Sebab Nabila selalu mengingatkan aku akan Rangga. Kehadirannya membuat luka itu
semakin melebar. Bahkan malaikat kecil yang aku cinta, kini berubah menjadi
monster mengerikan bagi hidupku.
Mama dan Papa ku
membawa Nabila pergi dari rumah sebab mereka selalu khawatir akan terjadi hal
buruk pada Nabila. Karena aku pernah tanpa sengaja menjambak rambutnya dan
mendorongnya hingga jatuh kelantai sebab aku terbayang Rangga yang hidup dalam
tatapan matanya. Nabila yang manja, selalu membuatku ingat akan masa-masa indah
bersama Rangga.
***
Aku semakin
terpuruk. Aku hanya mampu meratapi wajah keluarga kecilku yang dulu amat
bahagia didalam figura kecil yang terletak diatas meja kamarku. Semua orang
pergi meinggalkan aku, atau tepatnya aku yang menarik diri dari kehidupan luar.
Aku hanya mengurung didalam kamarku. Makan hanya saat perutku benar-benar
lapar. Kadang selama dua hari aku hanya minum air putih. Asisten rumah tangga
yang dikirim mama kerumah hanya ditugaskan untuk membersihkan rumah dan memasak
makanan untukku. Setelah itu dia akan pulang. Aku sendirian. Meski sering kali
mama datang untuk mengajakku bicara dan memintaku untuk ikhlas melepas Rangga.

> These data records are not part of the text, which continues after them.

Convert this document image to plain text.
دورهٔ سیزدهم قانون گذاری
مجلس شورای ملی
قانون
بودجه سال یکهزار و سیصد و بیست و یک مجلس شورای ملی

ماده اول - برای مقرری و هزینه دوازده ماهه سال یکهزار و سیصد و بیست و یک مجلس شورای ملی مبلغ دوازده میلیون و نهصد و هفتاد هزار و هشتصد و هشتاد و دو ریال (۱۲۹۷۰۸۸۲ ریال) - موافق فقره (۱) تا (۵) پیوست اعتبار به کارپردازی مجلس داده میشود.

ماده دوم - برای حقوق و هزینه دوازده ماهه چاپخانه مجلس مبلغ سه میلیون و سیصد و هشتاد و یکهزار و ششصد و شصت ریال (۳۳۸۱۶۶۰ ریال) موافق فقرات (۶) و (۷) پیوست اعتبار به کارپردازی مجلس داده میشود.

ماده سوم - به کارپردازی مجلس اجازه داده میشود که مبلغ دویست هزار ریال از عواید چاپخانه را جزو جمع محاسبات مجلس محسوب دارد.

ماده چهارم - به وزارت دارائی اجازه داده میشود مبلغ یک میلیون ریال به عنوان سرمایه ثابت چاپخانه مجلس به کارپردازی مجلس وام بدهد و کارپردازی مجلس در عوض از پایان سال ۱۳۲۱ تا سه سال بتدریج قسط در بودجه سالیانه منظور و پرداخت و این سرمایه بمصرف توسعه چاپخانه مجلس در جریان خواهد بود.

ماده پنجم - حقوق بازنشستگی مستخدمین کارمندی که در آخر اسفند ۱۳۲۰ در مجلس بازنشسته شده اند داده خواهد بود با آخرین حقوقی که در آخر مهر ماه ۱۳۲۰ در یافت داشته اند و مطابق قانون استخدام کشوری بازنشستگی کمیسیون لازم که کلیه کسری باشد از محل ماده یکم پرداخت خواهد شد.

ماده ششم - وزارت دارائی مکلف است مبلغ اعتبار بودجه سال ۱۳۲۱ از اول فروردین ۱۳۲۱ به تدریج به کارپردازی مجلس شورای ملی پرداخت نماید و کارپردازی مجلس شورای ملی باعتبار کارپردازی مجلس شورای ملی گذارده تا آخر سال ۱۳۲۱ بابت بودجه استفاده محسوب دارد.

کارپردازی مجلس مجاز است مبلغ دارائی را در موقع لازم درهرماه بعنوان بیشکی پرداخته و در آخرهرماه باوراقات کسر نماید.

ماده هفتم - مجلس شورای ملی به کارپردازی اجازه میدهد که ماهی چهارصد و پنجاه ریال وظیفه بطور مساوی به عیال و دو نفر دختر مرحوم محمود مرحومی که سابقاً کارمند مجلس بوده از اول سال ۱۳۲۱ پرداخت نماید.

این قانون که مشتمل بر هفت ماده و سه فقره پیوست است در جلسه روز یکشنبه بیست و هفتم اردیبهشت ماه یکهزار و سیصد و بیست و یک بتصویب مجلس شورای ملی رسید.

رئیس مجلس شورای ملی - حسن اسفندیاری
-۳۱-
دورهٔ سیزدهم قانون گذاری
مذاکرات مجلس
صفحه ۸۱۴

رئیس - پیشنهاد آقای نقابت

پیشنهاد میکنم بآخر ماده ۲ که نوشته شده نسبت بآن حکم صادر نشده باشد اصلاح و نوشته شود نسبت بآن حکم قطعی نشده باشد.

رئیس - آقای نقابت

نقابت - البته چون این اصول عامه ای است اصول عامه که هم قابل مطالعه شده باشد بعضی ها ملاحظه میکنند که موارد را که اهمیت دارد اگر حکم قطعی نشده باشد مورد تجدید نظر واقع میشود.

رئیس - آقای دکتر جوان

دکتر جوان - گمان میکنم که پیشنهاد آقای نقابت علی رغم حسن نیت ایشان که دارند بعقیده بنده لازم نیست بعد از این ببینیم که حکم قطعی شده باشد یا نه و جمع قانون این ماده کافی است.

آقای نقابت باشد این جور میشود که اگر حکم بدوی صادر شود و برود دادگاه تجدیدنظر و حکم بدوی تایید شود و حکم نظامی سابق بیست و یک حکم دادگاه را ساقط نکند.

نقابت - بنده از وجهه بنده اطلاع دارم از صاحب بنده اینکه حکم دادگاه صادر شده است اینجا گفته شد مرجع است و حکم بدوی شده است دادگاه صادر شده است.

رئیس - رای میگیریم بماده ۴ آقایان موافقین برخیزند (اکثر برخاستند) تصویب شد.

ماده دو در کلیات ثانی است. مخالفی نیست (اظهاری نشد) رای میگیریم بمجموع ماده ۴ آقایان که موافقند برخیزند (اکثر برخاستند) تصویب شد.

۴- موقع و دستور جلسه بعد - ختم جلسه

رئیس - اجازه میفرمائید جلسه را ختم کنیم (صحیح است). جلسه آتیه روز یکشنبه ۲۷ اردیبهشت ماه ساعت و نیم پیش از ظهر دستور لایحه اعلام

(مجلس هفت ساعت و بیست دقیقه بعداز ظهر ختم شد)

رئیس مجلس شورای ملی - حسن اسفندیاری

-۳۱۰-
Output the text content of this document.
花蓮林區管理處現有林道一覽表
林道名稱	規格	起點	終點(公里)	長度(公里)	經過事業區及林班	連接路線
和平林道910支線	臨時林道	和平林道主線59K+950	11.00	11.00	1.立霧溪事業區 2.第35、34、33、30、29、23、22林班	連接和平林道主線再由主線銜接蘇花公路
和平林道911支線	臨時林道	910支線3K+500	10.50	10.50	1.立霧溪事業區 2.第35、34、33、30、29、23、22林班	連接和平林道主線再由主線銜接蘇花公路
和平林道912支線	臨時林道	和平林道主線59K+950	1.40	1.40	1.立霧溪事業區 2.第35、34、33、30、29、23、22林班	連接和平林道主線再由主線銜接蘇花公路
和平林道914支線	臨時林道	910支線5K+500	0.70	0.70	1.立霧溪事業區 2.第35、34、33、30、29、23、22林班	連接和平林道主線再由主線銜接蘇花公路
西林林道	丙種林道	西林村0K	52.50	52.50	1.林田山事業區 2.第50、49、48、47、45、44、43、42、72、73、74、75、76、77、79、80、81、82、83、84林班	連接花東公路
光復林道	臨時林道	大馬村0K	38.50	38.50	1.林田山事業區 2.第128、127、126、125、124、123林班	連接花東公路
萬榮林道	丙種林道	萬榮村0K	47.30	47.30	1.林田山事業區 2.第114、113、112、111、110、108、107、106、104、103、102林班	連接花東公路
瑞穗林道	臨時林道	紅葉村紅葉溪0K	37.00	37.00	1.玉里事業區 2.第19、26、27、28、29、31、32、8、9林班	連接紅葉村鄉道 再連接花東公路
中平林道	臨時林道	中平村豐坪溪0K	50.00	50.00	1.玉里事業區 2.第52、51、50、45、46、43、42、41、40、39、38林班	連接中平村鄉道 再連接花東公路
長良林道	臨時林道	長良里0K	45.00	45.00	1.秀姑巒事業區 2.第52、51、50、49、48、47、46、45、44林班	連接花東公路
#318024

Adinda, sampai kapan kamu mau kaya gini nak? Rangga
ngga mungkin kembali walaupun kamu terus berharap. Nabila butuh kamu. sekarang
Cuma kamu yang dia punya.
Itu kata-kata yang
selalu mama ucapkan ketika datang mengunjungiku.
Dulu kamu pernah bilang sama mama kalau kamu seneng…
banget punya Nabila. Kamu bilang Nabila itu kekuatan kamu. Tolong kamu buktiin
kata-kata itu sekarang. Nabila dirumah butuh kamu. mamanya.
Atau yang lainnya.
Dan setiap kali
mama bicara hal itu air mataku kembali melelah bagaikan coklat yang dipanaskan.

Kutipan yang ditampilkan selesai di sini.